Black people in D.C. or my neighborhood, we don't experience those problems as one of the other. You experience them as one massive congealed ball of oppression. It's very difficult when you're in the thick of it to know what to discern all the various layers of oppression that are affecting your life in every single way. Like for me, growing up, I had no idea why the things that were happening were happening around me.
It's only when you get some distance from those events or from that place that you can start to tease out all the various systems of racism, oppression, economic exploitation. All those things that you can start to give them names, but when you're in the thick of it, it just feels like one wall of oppression. So, that's why we took that perspective in the film. I feel like the more you name these problems, the more you label them, you compartmentalize them in perfect little boxes, the more you trivialize the effect that they have on people. It's never that simple.
Can you elaborate on what the title of the film means to you?
Residual memories for sure. After a bulldozer comes through, what's left behind, does this work? You know, after after the cleaning crew comes and does their work, you know, in many ways in D.C. and many other cities, the police act like a cleaning crew, preparing the city for the next inhabitants. And you feel like you've been just swept out. And so to me, the people who are left who are still holding on, they are really the residue of the situation. The idea is that the residue has a story to tell. I don't know anybody else with similar interests, but it's certainly very important for me to capture as much of that residue as I possibly can and also recognize myself as that as well.
How important is it to you to be authentic with your work?
For me, I come from a very specific time and the only way I can even just makes sense of my whole life is acknowledging, you know, by putting at the very forefront, you know, all the facets of my day. So, one, I was born in Washington, D.C., specifically the northeast quadrant, in the 90s. I was born in 88, but I grew up in the 90s, which was a very specific historical moment in the context of D.C. history, where a lot of things were converging, a lot of forces were converging, on top of the black community in the city and with immense consequences. I think that knowing and placing myself in that intersection of all these different things that were happening, it began to give me perspective on who I am and the decisions that I made.
So, for example, the way I speak is very specific.
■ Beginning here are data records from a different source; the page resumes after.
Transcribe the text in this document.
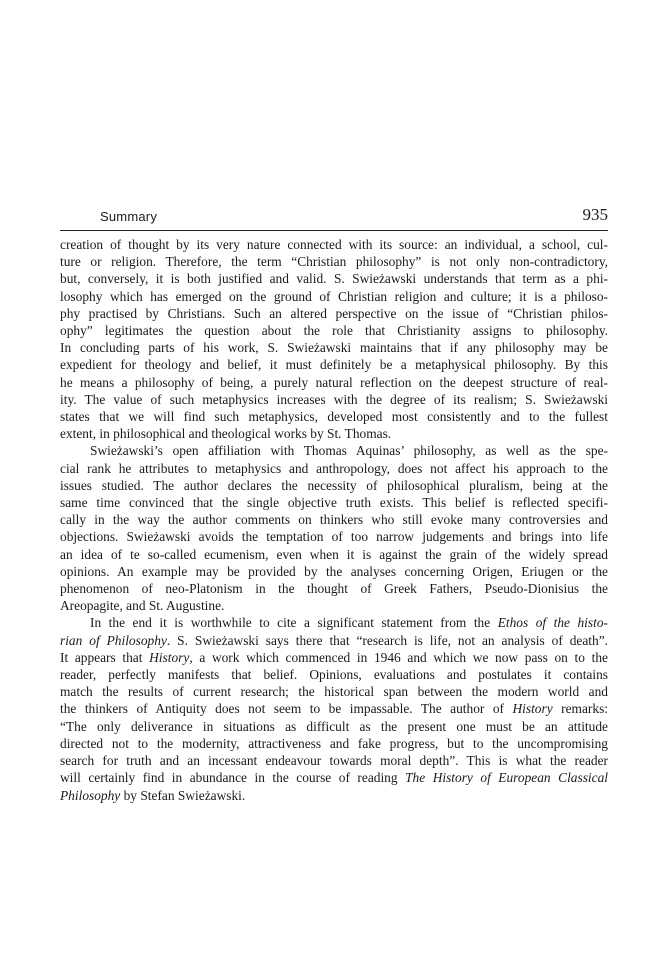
Summary	935

creation of thought by its very nature connected with its source: an individual, a school, cul-
ture or religion. Therefore, the term “Christian philosophy” is not only non-contradictory,
but, conversely, it is both justified and valid. S. Swieżawski understands that term as a phi-
losophy which has emerged on the ground of Christian religion and culture; it is a philoso-
phy practised by Christians. Such an altered perspective on the issue of “Christian philos-
ophy” legitimates the question about the role that Christianity assigns to philosophy.
In concluding parts of his work, S. Swieżawski maintains that if any philosophy may be
expedient for theology and belief, it must definitely be a metaphysical philosophy. By this
he means a philosophy of being, a purely natural reflection on the deepest structure of real-
ity. The value of such metaphysics increases with the degree of its realism; S. Swieżawski
states that we will find such metaphysics, developed most consistently and to the fullest
extent, in philosophical and theological works by St. Thomas.

Swieżawski’s open affiliation with Thomas Aquinas’ philosophy, as well as the spe-
cial rank he attributes to metaphysics and anthropology, does not affect his approach to the
issues studied. The author declares the necessity of philosophical pluralism, being at the
same time convinced that the single objective truth exists. This belief is reflected specifi-
cally in the way the author comments on thinkers who still evoke many controversies and
objections. Swieżawski avoids the temptation of too narrow judgements and brings into life
an idea of te so-called ecumenism, even when it is against the grain of the widely spread
opinions. An example may be provided by the analyses concerning Origen, Eriugen or the
phenomenon of neo-Platonism in the thought of Greek Fathers, Pseudo-Dionisius the
Areopagite, and St. Augustine.

In the end it is worthwhile to cite a significant statement from the Ethos of the histo-
rian of Philosophy. S. Swieżawski says there that “research is life, not an analysis of death”.
It appears that History, a work which commenced in 1946 and which we now pass on to the
reader, perfectly manifests that belief. Opinions, evaluations and postulates it contains
match the results of current research; the historical span between the modern world and
the thinkers of Antiquity does not seem to be impassable. The author of History remarks:
“The only deliverance in situations as difficult as the present one must be an attitude
directed not to the modernity, attractiveness and fake progress, but to the uncompromising
search for truth and an incessant endeavour towards moral depth”. This is what the reader
will certainly find in abundance in the course of reading The History of European Classical
Philosophy by Stefan Swieżawski.
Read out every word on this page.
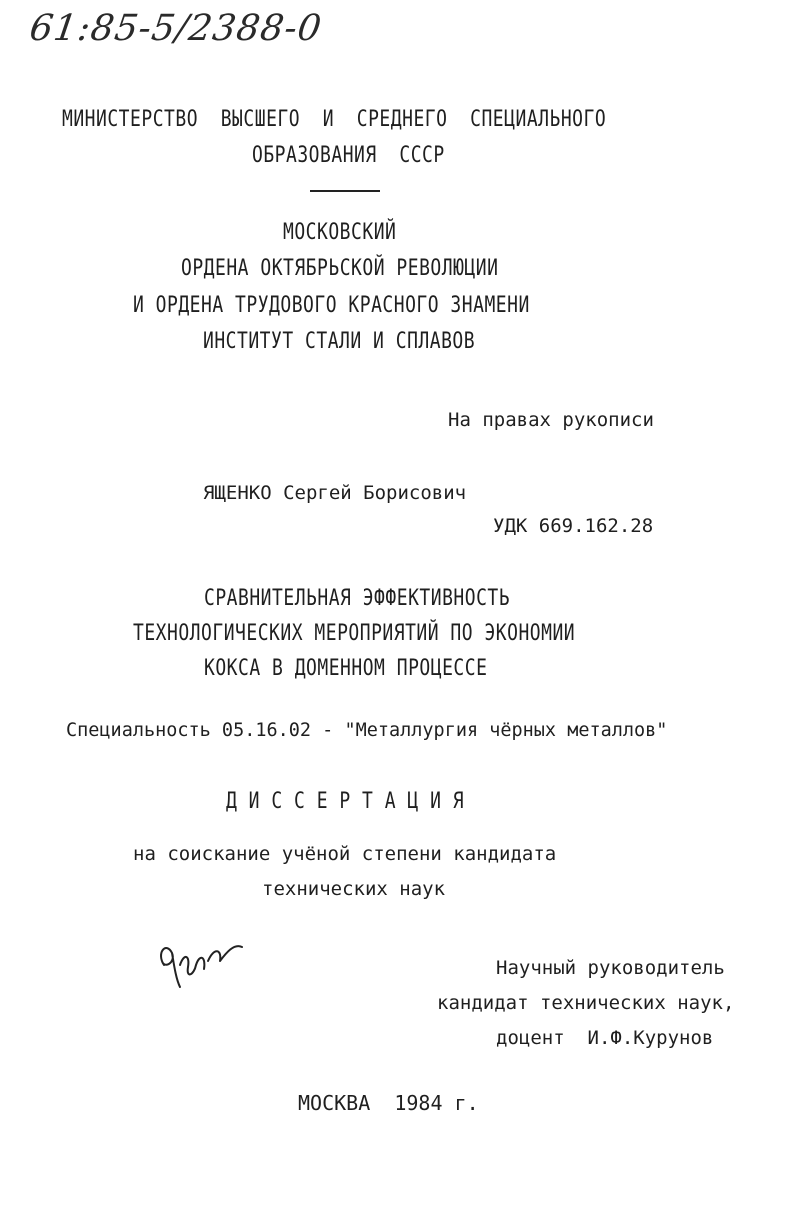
61:85-5/2388-0
МИНИСТЕРСТВО  ВЫСШЕГО  И  СРЕДНЕГО  СПЕЦИАЛЬНОГО
ОБРАЗОВАНИЯ  СССР
МОСКОВСКИЙ
ОРДЕНА ОКТЯБРЬСКОЙ РЕВОЛЮЦИИ
И ОРДЕНА ТРУДОВОГО КРАСНОГО ЗНАМЕНИ
ИНСТИТУТ СТАЛИ И СПЛАВОВ
На правах рукописи
ЯЩЕНКО Сергей Борисович
УДК 669.162.28
СРАВНИТЕЛЬНАЯ ЭФФЕКТИВНОСТЬ
ТЕХНОЛОГИЧЕСКИХ МЕРОПРИЯТИЙ ПО ЭКОНОМИИ
КОКСА В ДОМЕННОМ ПРОЦЕССЕ
Специальность 05.16.02 - "Металлургия чёрных металлов"
Д И С С Е Р Т А Ц И Я
на соискание учёной степени кандидата
технических наук
Научный руководитель
кандидат технических наук,
доцент  И.Ф.Курунов
МОСКВА  1984 г.
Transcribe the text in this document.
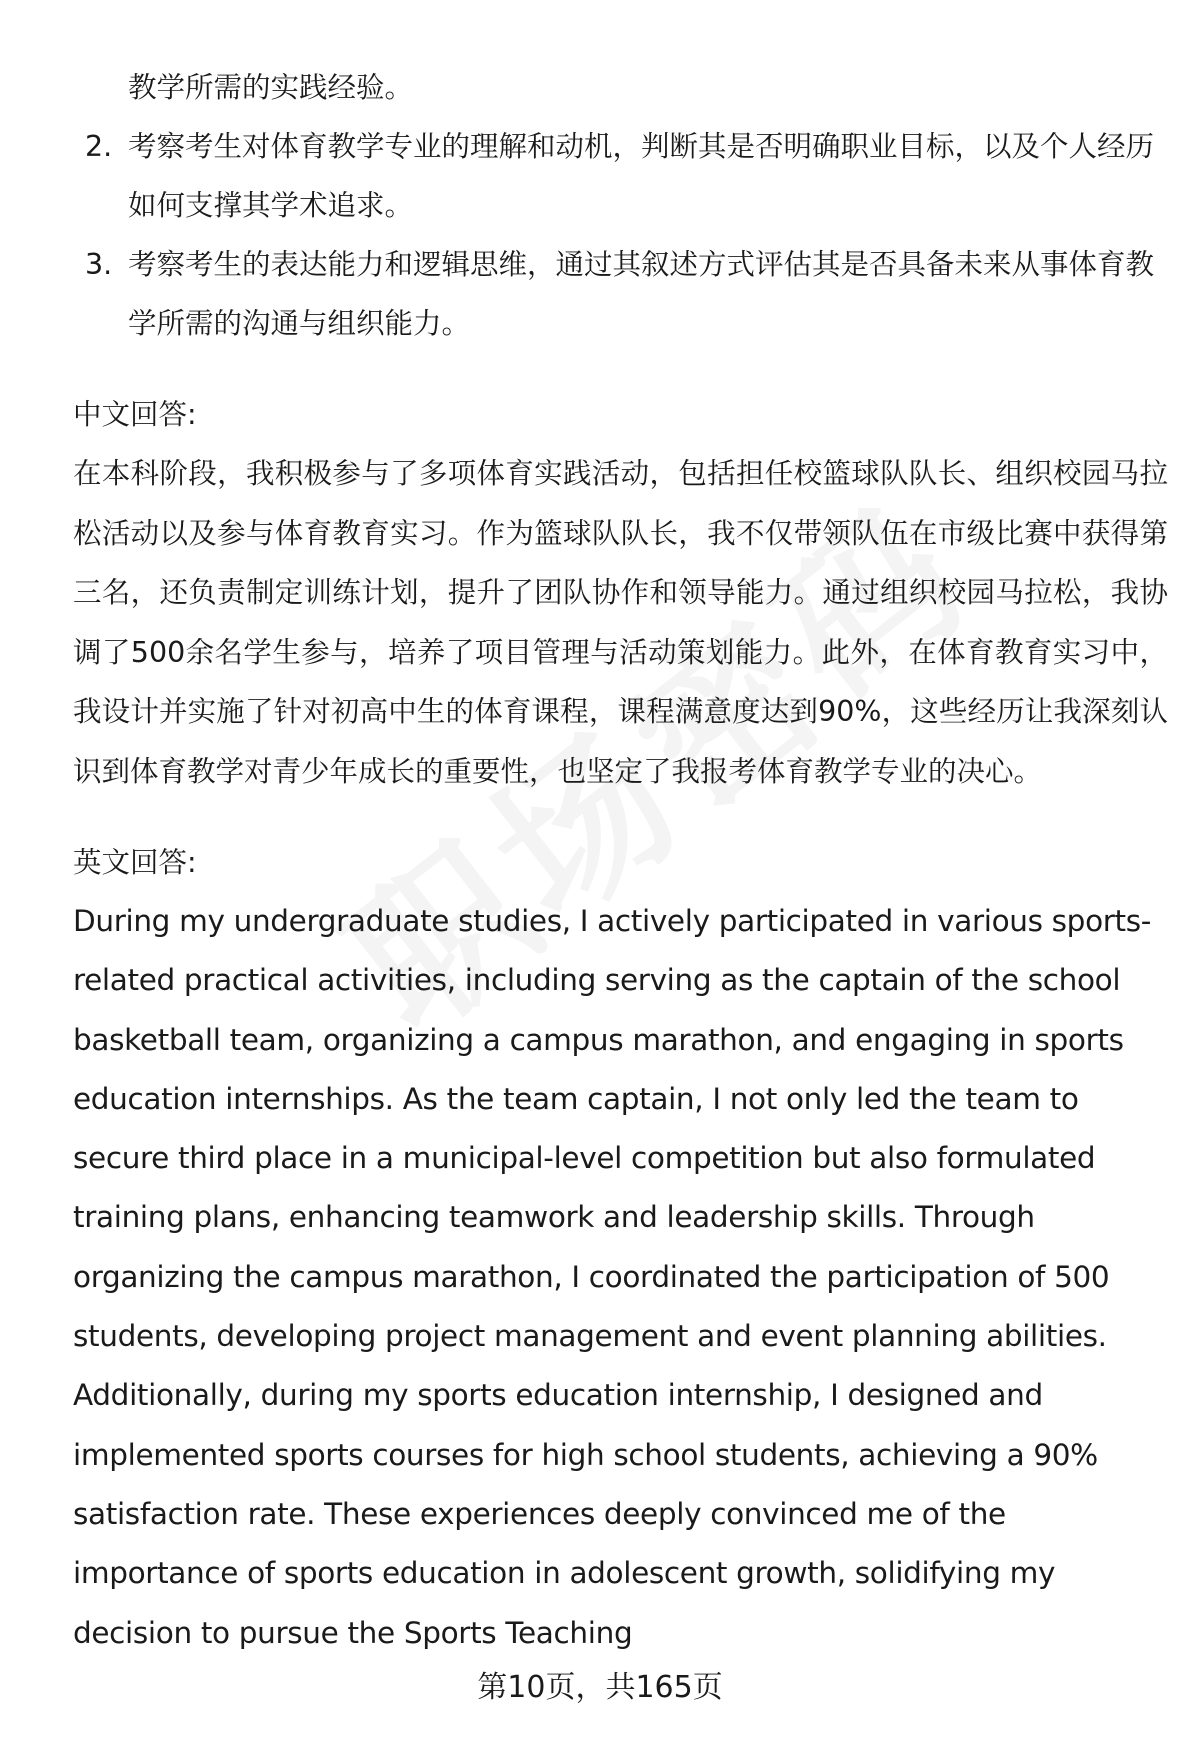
教学所需的实践经验。
2. 考察考生对体育教学专业的理解和动机，判断其是否明确职业目标，以及个人经历如何支撑其学术追求。
3. 考察考生的表达能力和逻辑思维，通过其叙述方式评估其是否具备未来从事体育教学所需的沟通与组织能力。
中文回答:

在本科阶段，我积极参与了多项体育实践活动，包括担任校篮球队队长、组织校园马拉松活动以及参与体育教育实习。作为篮球队队长，我不仅带领队伍在市级比赛中获得第三名，还负责制定训练计划，提升了团队协作和领导能力。通过组织校园马拉松，我协调了500余名学生参与，培养了项目管理与活动策划能力。此外，在体育教育实习中，我设计并实施了针对初高中生的体育课程，课程满意度达到90%，这些经历让我深刻认识到体育教学对青少年成长的重要性，也坚定了我报考体育教学专业的决心。

英文回答:

During my undergraduate studies, I actively participated in various sports-related practical activities, including serving as the captain of the school basketball team, organizing a campus marathon, and engaging in sports education internships. As the team captain, I not only led the team to secure third place in a municipal-level competition but also formulated training plans, enhancing teamwork and leadership skills. Through organizing the campus marathon, I coordinated the participation of 500 students, developing project management and event planning abilities. Additionally, during my sports education internship, I designed and implemented sports courses for high school students, achieving a 90% satisfaction rate. These experiences deeply convinced me of the importance of sports education in adolescent growth, solidifying my decision to pursue the Sports Teaching

第10页，共165页
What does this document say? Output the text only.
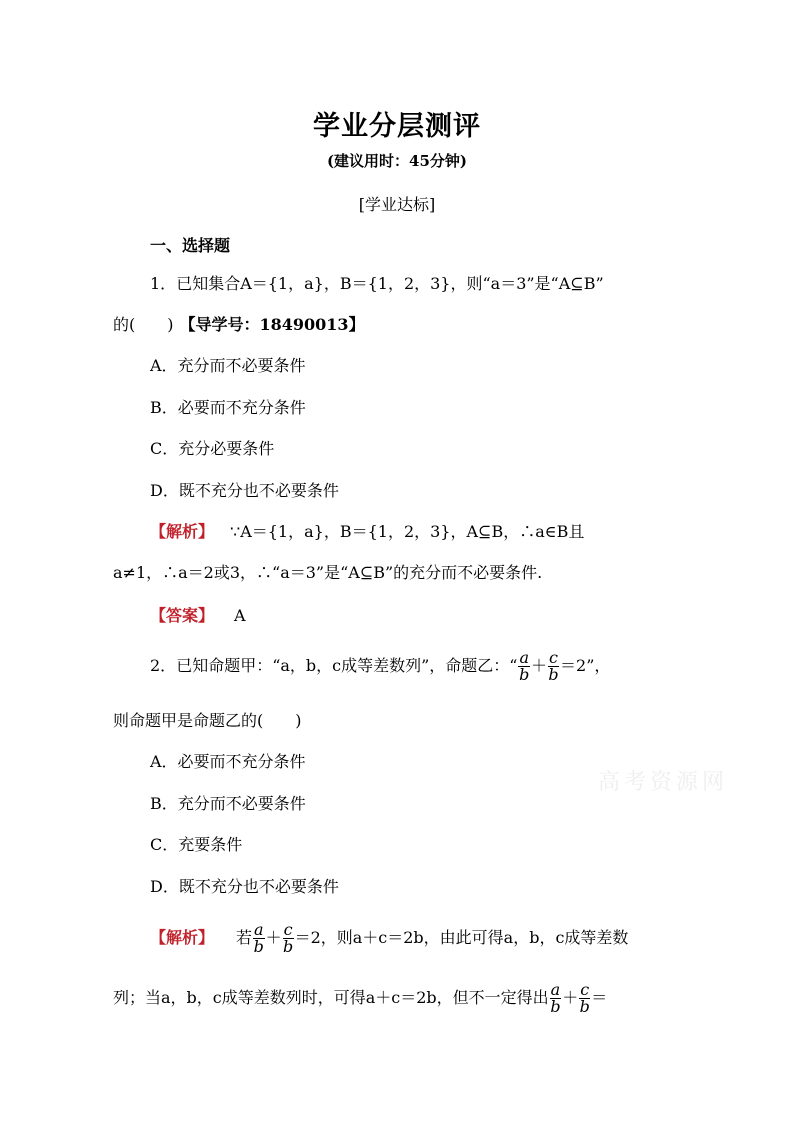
学业分层测评
(建议用时：45分钟)
[学业达标]
一、选择题
1．已知集合A＝{1，a}，B＝{1，2，3}，则“a＝3”是“A⊆B”
的(　　) 【导学号：18490013】
A．充分而不必要条件
B．必要而不充分条件
C．充分必要条件
D．既不充分也不必要条件
【解析】 ∵A＝{1，a}，B＝{1，2，3}，A⊆B，∴a∈B且
a≠1，∴a＝2或3，∴“a＝3”是“A⊆B”的充分而不必要条件.
【答案】 A
2．已知命题甲：“a，b，c成等差数列”，命题乙：“ $\frac{a}{b} + \frac{c}{b} =2$”，
则命题甲是命题乙的(　　)
A．必要而不充分条件
B．充分而不必要条件
C．充要条件
D．既不充分也不必要条件
【解析】 若 $\frac{a}{b} + \frac{c}{b} =2$，则a＋c＝2b，由此可得a，b，c成等差数
列；当a，b，c成等差数列时，可得a＋c＝2b，但不一定得出 $\frac{a}{b} + \frac{c}{b}$ ＝
高考资源网
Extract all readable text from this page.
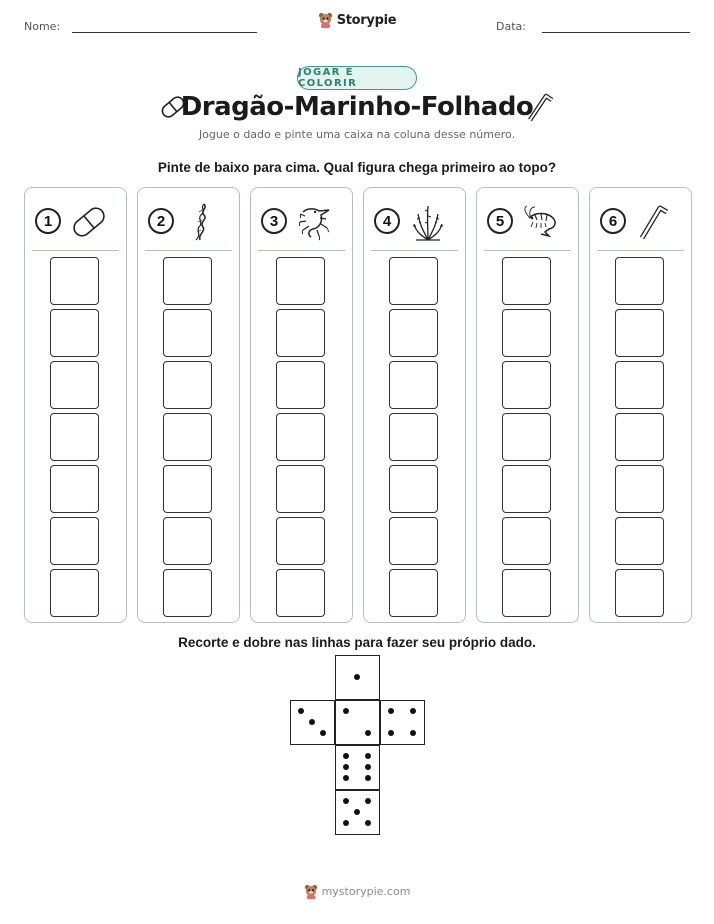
Nome:	Storypie	Data:
JOGAR E COLORIR
Dragão-Marinho-Folhado
Jogue o dado e pinte uma caixa na coluna desse número.
Pinte de baixo para cima. Qual figura chega primeiro ao topo?
1	2	3	4	5	6
Recorte e dobre nas linhas para fazer seu próprio dado.
mystorypie.com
I have a D.C. accent, you know, and as much as I complain that I'm losing my accent, I know that I have accent compared to somebody who's from Chicago or New York or L.A. I could be placed in a specific place in a specific time and place, you know, because my accent is not like it's not on the cutting edge of, like D.C. accents. In fact, my accent is a little bit dated, according to some of my friends. So I think that like that, such specificity is crucial to my sense of identity, my sense of who I am.
And because of that perspective, it's almost impossible for me to get to produce outside of that. Sometimes I wonder how I would do if I went to the industry and tried to make generic Hollywood films, because it's it's very difficult for me to not be authentic to who I am. It's very difficult for me to just kind of make these things out of nowhere. I'm in a much more comfortable space as a creator when I'm reflecting or expressing the things that I've ingested through my own experiential journey through life. Anybody can say authenticity is important, but I think in many ways it's the only way I know how to operate.